[Ms BIU Santé no 2007, fo 199 vo | LAT | IMG]
Au très distingué M. Sebastian Scheffer, docteur en médecine, à Francfort.
Très distingué Monsieur, [a][1]
J’ai reçu vos dernières lettres qui m’ont merveilleusement fait revivre. J’ai remis celle que vous avez destinée au parent de votre épouse, [2][3] que je salue de tout cœur, et lui ai versé la somme que vous m’aviez indiquée ; mais il n’en a accepté que 18 livres tournois, six écus ; [1] il m’a laissé le restant à lui payer comptant une autre fois, ce que j’exécuterai fidèlement. Il m’a aussi promis de m’apporter une lettre où il vous en rendra compte. Je connais très bien Sebastian Switzer, [4] c’est un homme très honnête et de grande confiance, il me remettra sans aucun doute tout ce qu’il recevra de Beyer. [5] Je loue la fidélité de l’un et salue l’autre, en le remerciant pour ses cadeaux, sans les avoir encore vus. [2] Je souhaite que vous parveniez rapidement à bout de la nouvelle édition du livre de Medicamentis officinalibus ; je ne doute pas que vous ayez reçu l’errata écrit de la main du très illustre auteur. [3][6][7] De toute cette année passée, je n’ai reçu [Ms BIU Santé no 2007, fo 200 ro | LAT | IMG] aucune de vos lettres par l’intermédiaire de M. Du Clos ; [8] je crains fort qu’elles ne se soient égarées.

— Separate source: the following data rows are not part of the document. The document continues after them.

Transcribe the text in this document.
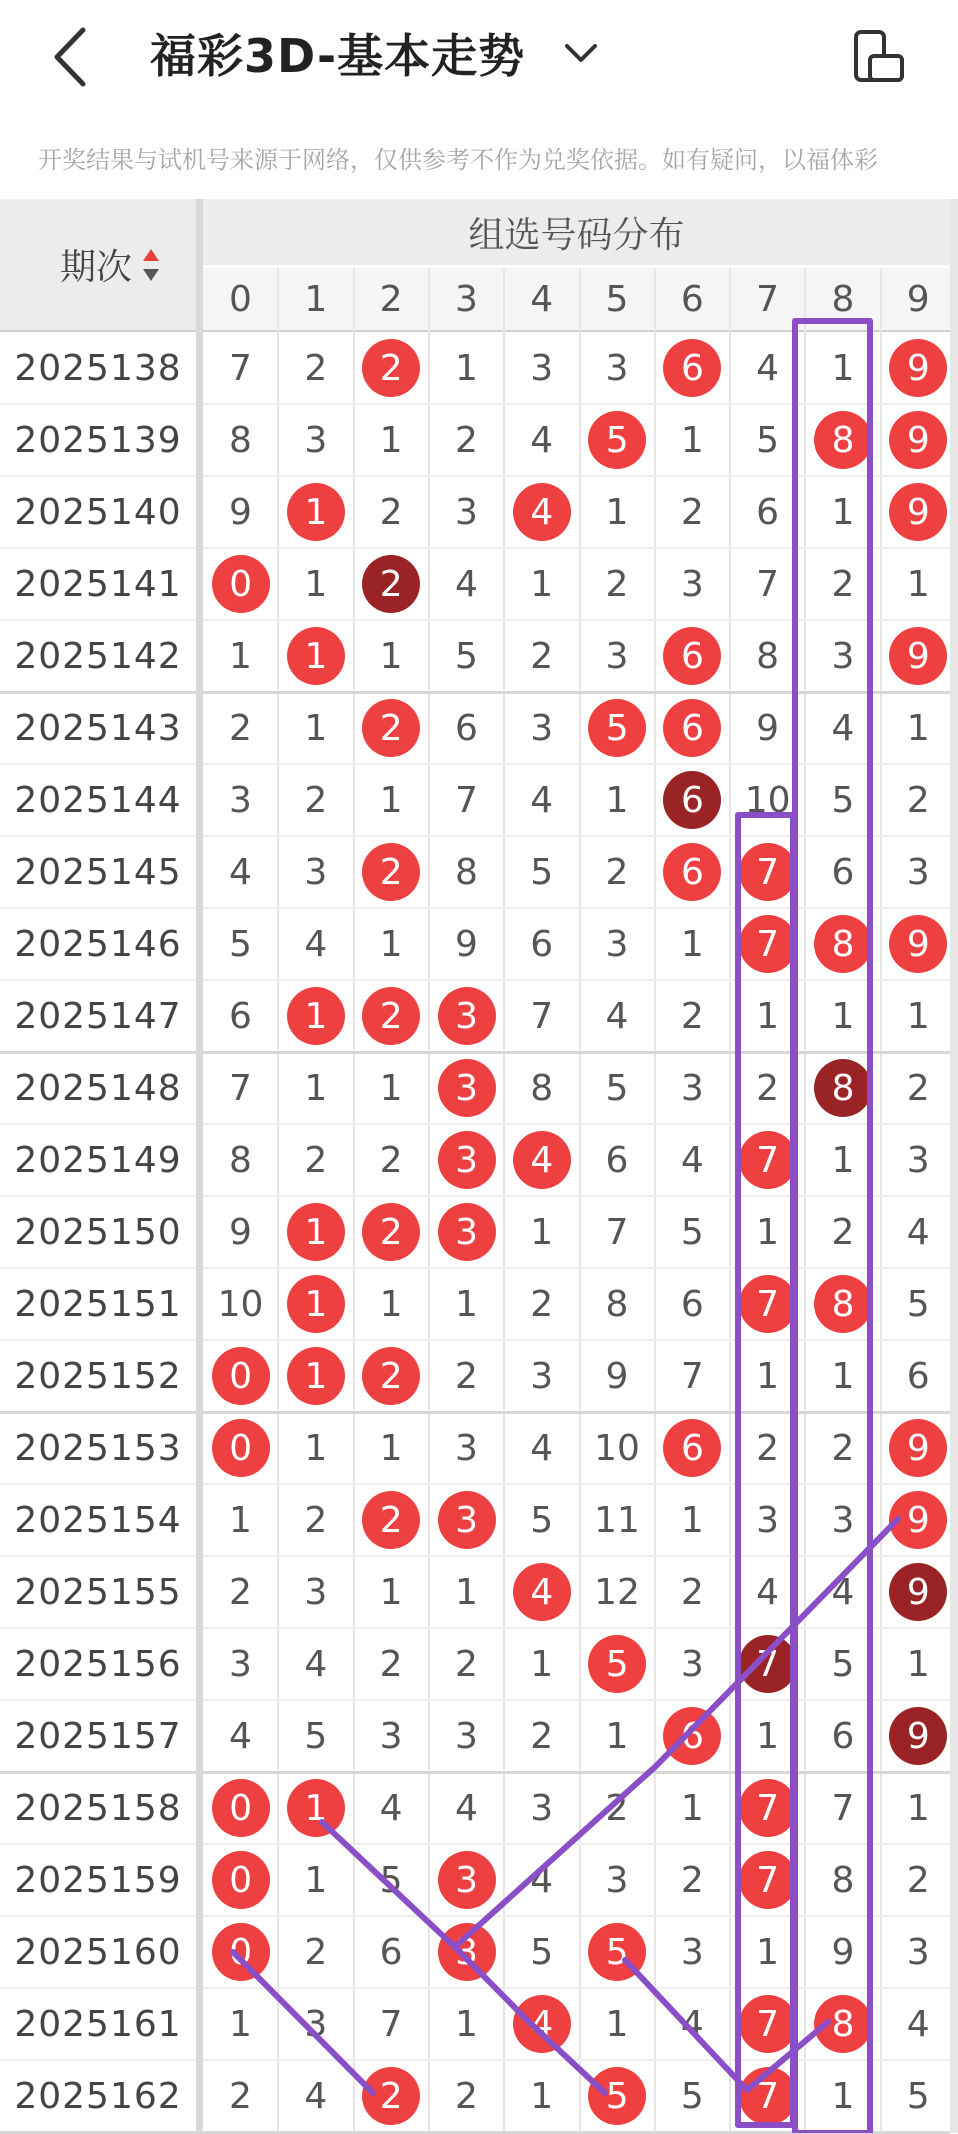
福彩3D-基本走势
开奖结果与试机号来源于网络，仅供参考不作为兑奖依据。如有疑问，以福体彩
期次
组选号码分布
0	1	2	3	4	5	6	7	8	9
2025138	7	2	2	1	3	3	6	4	1	9
2025139	8	3	1	2	4	5	1	5	8	9
2025140	9	1	2	3	4	1	2	6	1	9
2025141	0	1	2	4	1	2	3	7	2	1
2025142	1	1	1	5	2	3	6	8	3	9
2025143	2	1	2	6	3	5	6	9	4	1
2025144	3	2	1	7	4	1	6	10	5	2
2025145	4	3	2	8	5	2	6	7	6	3
2025146	5	4	1	9	6	3	1	7	8	9
2025147	6	1	2	3	7	4	2	1	1	1
2025148	7	1	1	3	8	5	3	2	8	2
2025149	8	2	2	3	4	6	4	7	1	3
2025150	9	1	2	3	1	7	5	1	2	4
2025151 10	1	1	1	2	8	6	7	8	5
2025152	0	1	2	2	3	9	7	1	1	6
2025153	0	1	1	3	4	10	6	2	2	9
2025154	1	2	2	3	5	11	1	3	3	9
2025155	2	3	1	1	4	12	2	4	4	9
2025156	3	4	2	2	1	5	3	7	5	1
2025157	4	5	3	3	2	1	6	1	6	9
2025158	0	1	4	4	3	2	1	7	7	1
2025159	0	1	5	3	4	3	2	7	8	2
2025160	0	2	6	3	5	5	3	1	9	3
2025161	1	3	7	1	4	1	4	7	8	4
2025162	2	4	2	2	1	5	5	7	1	5
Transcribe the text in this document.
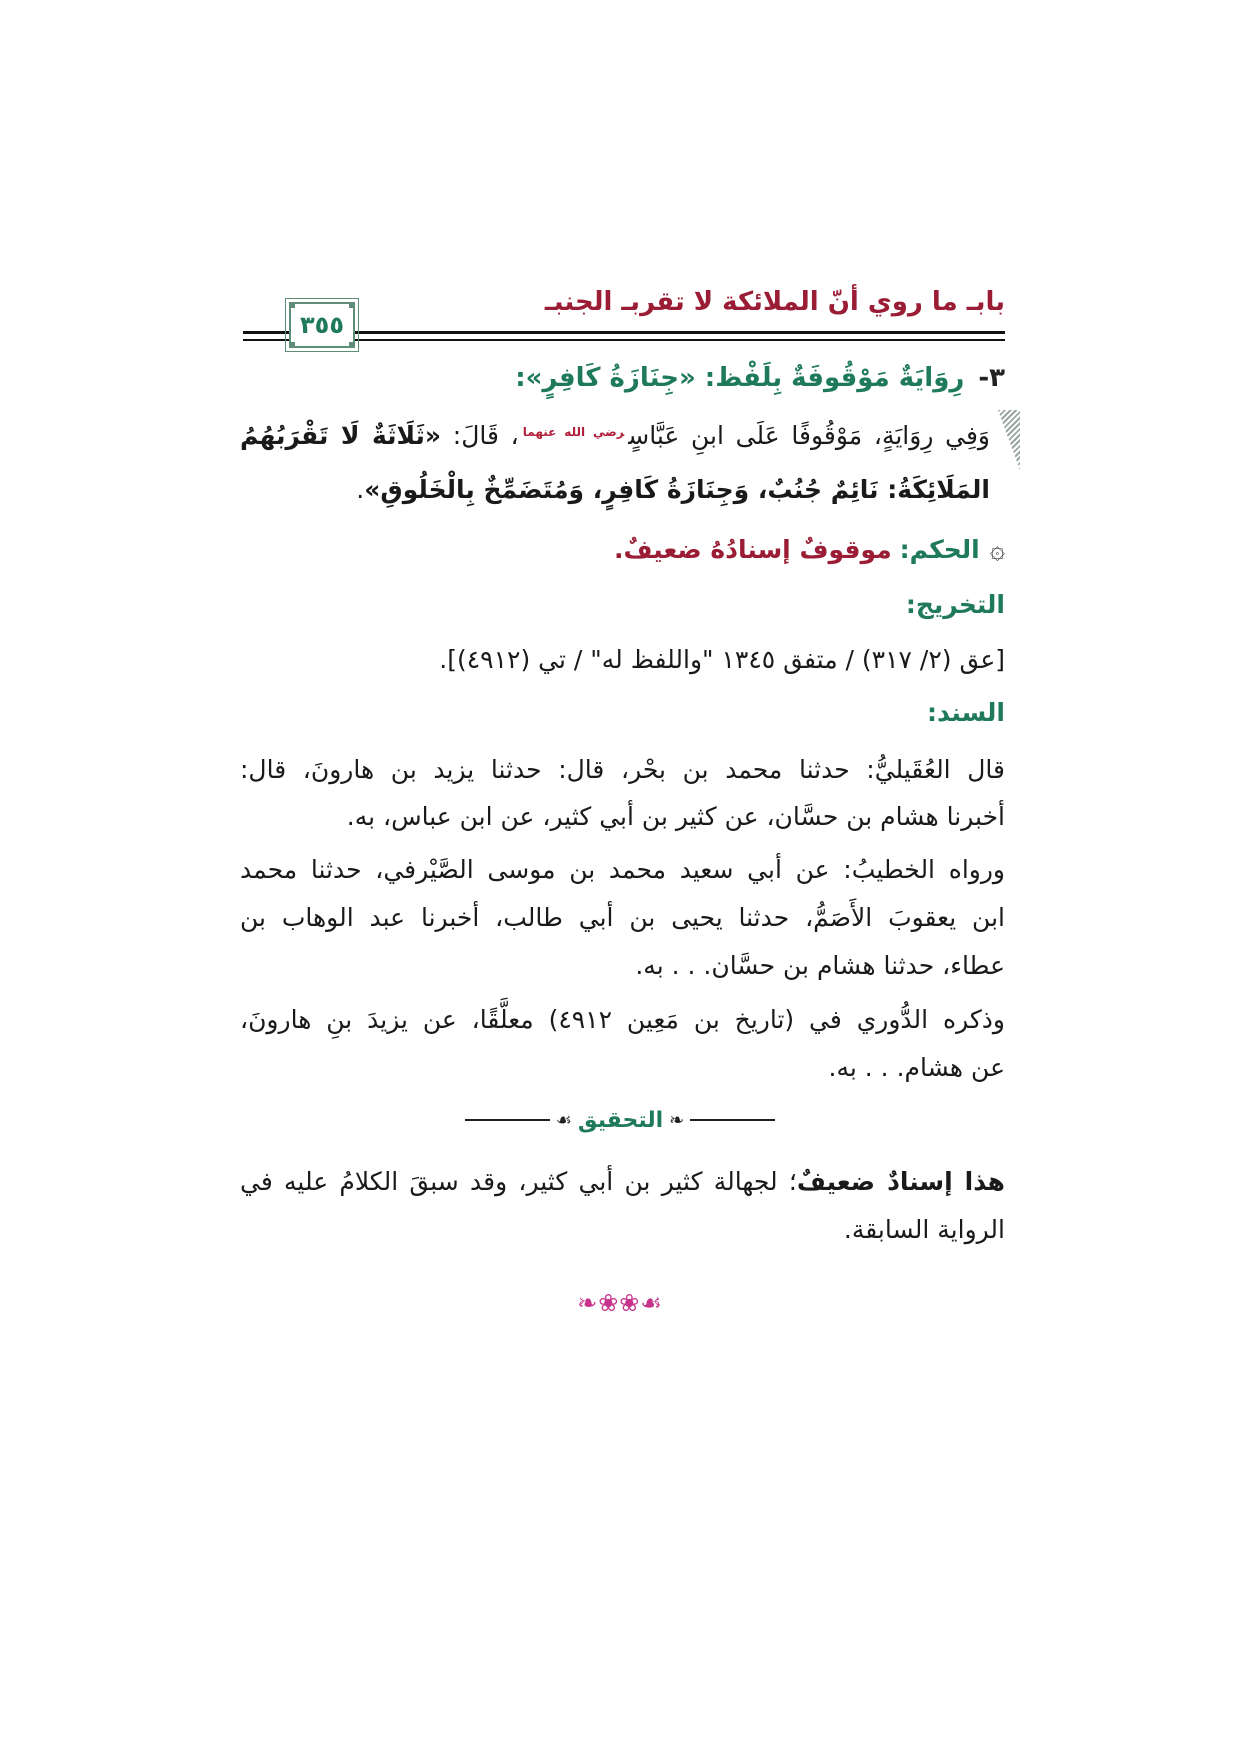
بابـ ما روي أنّ الملائكة لا تقربـ الجنبـ
٣٥٥
٣-رِوَايَةٌ مَوْقُوفَةٌ بِلَفْظ: «جِنَازَةُ كَافِرٍ»:
وَفِي رِوَايَةٍ، مَوْقُوفًا عَلَى ابنِ عَبَّاسٍ$^{رضي الله عنهما}$، قَالَ: «ثَلَاثَةٌ لَا تَقْرَبُهُمُ
المَلَائِكَةُ: نَائِمٌ جُنُبٌ، وَجِنَازَةُ كَافِرٍ، وَمُتَضَمِّخٌ بِالْخَلُوقِ».
۞الحكم: موقوفٌ إسنادُهُ ضعيفٌ.
التخريج:
[عق (٢/ ٣١٧) / متفق ١٣٤٥ "واللفظ له" / تي (٤٩١٢)].
السند:
قال العُقَيليُّ: حدثنا محمد بن بحْر، قال: حدثنا يزيد بن هارونَ، قال:
أخبرنا هشام بن حسَّان، عن كثير بن أبي كثير، عن ابن عباس، به.
ورواه الخطيبُ: عن أبي سعيد محمد بن موسى الصَّيْرفي، حدثنا محمد
ابن يعقوبَ الأَصَمُّ، حدثنا يحيى بن أبي طالب، أخبرنا عبد الوهاب بن
عطاء، حدثنا هشام بن حسَّان. . . به.
وذكره الدُّوري في (تاريخ بن مَعِين ٤٩١٢) معلَّقًا، عن يزيدَ بنِ هارونَ،
عن هشام. . . به.
❧
التحقيق
☙
هذا إسنادٌ ضعيفٌ؛ لجهالة كثير بن أبي كثير، وقد سبقَ الكلامُ عليه في
الرواية السابقة.
❧❀❀☙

Tel n’est heureusement pas le cas, car en voici une qui me parvient à l’instant même, et je vous en remercie. J’espère que les manuscrits du très distingué Hofmann, [9] de Humoribus, de Calido innato, etc., vous sont bien parvenus et qu’ils verront enfin le jour grâce à vous ; les imprimeurs d’ici sont en effet Gallico gelu frigidiores. [4][10][11][12] Je vous remercie beaucoup pour la lettre de M. Lotich que vous m’avez fait parvenir, [13] je le salue de tout cœur, et lui répondrai dès que j’en aurai le loisir et que ma maison, qui croule presque de vieillesse, aura fini d’être restaurée, et que je n’aurai plus affaire aux maçons et autres ouvriers de cette espèce. [5][14] Nous vivons de méchants jours et des temps fort cruels, à moins que deus aliquis, tanquam e machina, [6] ne vienne au secours de la France tout entière, car tout entière elle souffre cruellement : Italus ille nebulo purpuratus etiam mortuus adhuc imperat. Dii meliora ! [7][15] Vale, très distingué Monsieur, et continuez de m’aimer comme vous faites.
De Paris, le 4e de décembre 1665, jour même où, voici 23 ans, s’en est allé dans l’au-delà Armand Jean, cardinal de Richelieu, [16] qui n’a pas été meilleur que son successeur.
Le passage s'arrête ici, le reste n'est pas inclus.